A Large Language Model is basically a really advanced auto-complete. If I show you a hundred fairy tales, all of which begin with “Once upon a time”, and I ask you to give me the first word of the next fairy tale, you’ll probably guess “Once” and be right. When I tell you the first word is “Once” and ask you to predict the next word, “upon” is a virtual certainty, and so on. You can do that even if you don’t know what any of those words mean. You just know it’s the right next word because you’ve seen it many times.
LLMs are like that, but a million times more complex. They have enough knowledge based on internet content to recognize many different kinds of text—stories, questions and answers, essays, legal briefs—and so when you ask them to do their “auto-complete” task, they can do a very good job of writing things that look like things they’ve been trained on.
But LLMs don’t really *understand* what they’re saying.

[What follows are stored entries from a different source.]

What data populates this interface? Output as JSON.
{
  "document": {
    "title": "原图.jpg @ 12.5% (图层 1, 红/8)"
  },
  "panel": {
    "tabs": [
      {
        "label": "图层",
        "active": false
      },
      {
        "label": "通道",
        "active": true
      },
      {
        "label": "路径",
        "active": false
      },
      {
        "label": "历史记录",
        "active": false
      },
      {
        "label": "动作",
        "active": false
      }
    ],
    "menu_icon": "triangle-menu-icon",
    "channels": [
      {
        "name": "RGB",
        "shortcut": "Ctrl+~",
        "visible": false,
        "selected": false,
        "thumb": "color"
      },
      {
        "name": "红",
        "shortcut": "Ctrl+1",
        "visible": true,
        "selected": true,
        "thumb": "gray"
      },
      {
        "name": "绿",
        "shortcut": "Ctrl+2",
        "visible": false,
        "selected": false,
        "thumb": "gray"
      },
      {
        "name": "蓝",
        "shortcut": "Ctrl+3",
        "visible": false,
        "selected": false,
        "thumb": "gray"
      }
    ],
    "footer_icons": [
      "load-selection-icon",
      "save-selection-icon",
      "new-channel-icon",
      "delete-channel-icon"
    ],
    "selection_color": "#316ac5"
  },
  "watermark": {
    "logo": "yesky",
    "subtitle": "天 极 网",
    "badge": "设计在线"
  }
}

They’re just mimicking patterns they’ve been trained on. It’s just that they’re *so good at it* that it looks like (and usually *is*) knowledgeable and relevant information. Even when you ask it basic math problems, it’s not actually doing the math, it’s just breaking the math problem down into words and sentences, and then using auto-complete to end up at something that may or may not be the right answer. And often it’s wrong.
This also means it can’t really handle prompts it hasn’t seen on the internet before, like a “count how many words are in this sentence” task, or “write a paragraph about economics that doesn’t use the letter C”. There’s a lot of knowledge that comes out in its auto-completions, but there isn’t any *intelligence* giving it a goal in deciding what it should say.